This is the reason for the sometimes seemingly arbitrary restrictions publishers place on image formats or resolutions, reference formats or page layouts. It is not that differences cannot be accomodated, it is that to do so involves intervention in a pipeline that was never designed, but has evolved over time. Changing some aspect is less a case of replacing one part with a more efficient newer version, and more a case of asking for a chicken to be provided with the wings of a bat.

Would it not be better to re-design the system? To make it a both properly designed and modular. Of course the answer is yes, but its not trivial, particularly at scale. Bear in mind that for a large publisher stopping the pipeline may mean they would never catch up again. More than this, such an architectural redesign requires not just changes at the end of the process but at the beginning. As we will see later in the series, new players and smaller players can have substantial advantages here, if they have the resources to design and build systems from scratch.

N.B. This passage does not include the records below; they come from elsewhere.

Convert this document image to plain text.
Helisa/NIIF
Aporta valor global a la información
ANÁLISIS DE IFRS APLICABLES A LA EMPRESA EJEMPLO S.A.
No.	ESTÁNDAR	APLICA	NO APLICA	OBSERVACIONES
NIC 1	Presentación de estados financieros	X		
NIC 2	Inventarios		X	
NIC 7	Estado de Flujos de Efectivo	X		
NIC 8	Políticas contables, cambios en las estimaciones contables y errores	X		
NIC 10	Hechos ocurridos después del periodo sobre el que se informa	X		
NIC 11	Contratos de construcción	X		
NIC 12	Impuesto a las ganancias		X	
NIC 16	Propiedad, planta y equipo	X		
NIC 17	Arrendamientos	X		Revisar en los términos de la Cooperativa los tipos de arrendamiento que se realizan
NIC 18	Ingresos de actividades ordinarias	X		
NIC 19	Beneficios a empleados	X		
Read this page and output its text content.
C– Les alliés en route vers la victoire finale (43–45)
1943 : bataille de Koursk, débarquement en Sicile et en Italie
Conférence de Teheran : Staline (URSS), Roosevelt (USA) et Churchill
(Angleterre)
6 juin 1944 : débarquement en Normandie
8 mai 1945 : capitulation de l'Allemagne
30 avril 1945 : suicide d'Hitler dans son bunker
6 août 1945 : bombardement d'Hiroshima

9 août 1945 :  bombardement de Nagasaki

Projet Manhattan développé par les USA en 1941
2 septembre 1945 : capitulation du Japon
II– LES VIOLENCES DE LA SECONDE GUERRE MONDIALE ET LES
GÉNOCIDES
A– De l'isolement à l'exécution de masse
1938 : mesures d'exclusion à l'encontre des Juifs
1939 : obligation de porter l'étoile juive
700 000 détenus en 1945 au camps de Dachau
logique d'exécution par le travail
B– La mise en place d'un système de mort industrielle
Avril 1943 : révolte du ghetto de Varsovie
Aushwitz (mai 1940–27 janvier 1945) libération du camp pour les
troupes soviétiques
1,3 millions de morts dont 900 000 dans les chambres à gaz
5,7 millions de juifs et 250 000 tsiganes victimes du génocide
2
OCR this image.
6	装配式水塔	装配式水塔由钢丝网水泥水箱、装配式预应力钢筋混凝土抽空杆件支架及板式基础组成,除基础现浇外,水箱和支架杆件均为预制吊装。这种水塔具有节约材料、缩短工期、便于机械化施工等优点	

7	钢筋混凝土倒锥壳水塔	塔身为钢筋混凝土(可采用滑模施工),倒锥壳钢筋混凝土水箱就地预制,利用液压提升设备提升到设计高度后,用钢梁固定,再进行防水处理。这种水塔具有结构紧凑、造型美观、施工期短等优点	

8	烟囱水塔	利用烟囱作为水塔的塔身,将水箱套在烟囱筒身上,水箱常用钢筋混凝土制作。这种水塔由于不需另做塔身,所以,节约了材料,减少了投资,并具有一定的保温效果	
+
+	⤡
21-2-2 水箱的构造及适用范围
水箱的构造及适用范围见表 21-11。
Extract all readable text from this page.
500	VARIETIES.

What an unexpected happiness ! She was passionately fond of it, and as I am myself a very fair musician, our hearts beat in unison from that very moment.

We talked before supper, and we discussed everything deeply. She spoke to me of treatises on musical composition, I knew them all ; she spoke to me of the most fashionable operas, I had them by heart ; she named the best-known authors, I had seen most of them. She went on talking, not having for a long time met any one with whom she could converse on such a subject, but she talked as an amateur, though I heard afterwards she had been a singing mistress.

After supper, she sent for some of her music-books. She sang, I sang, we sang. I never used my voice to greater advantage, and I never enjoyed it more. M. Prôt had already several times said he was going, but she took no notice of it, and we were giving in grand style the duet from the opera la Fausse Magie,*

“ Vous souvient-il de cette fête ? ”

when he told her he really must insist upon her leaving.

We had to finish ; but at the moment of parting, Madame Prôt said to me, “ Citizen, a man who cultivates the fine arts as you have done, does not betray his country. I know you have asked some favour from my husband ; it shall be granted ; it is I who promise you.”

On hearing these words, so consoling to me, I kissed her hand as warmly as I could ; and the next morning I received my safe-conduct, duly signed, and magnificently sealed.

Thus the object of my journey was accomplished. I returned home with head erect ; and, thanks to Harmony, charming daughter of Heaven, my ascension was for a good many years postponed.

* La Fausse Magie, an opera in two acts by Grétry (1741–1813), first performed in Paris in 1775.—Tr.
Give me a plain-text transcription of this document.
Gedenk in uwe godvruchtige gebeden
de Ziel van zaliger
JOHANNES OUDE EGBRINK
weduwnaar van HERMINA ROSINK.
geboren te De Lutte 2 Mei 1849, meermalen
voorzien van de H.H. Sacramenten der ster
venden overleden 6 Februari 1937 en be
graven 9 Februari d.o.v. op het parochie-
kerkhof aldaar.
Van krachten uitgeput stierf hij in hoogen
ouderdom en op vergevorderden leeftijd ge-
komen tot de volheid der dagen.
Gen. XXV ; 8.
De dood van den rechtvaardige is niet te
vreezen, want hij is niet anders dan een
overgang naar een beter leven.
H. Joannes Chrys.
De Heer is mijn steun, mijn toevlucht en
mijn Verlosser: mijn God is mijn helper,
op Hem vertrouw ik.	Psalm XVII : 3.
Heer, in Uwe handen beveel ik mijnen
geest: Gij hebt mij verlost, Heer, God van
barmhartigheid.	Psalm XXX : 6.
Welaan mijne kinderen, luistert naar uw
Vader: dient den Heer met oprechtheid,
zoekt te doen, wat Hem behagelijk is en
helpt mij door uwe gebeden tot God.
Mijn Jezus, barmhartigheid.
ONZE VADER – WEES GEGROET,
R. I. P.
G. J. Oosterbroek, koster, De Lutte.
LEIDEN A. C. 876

It’s not so bad. Things are improving, pipelines are becoming more automated and less and less of the processing of manuscripts to published articles is manual. But this isn’t yet accruing large savings because the long tail of messy problems was always where the main costs were. Much of this could be avoided if authors were happy with less finish on the final product, but where publishers have publicly tried this, for instance by reducing copy editing, not providing author proofs, or simply not investing in web properties there is usually a backlash. There’s a conversation to be had here about what is really needed and really wanted, and how much could be saved.

Managing Peer Review

The part of the process where many people agree there is value is in the management of peer review. In many cases the majority of labour contributed here is donated by researchers, particularly where the editors are volunteer academics, however there is a cost to managing the process, even if, as is the case for some services that is just managing a web property.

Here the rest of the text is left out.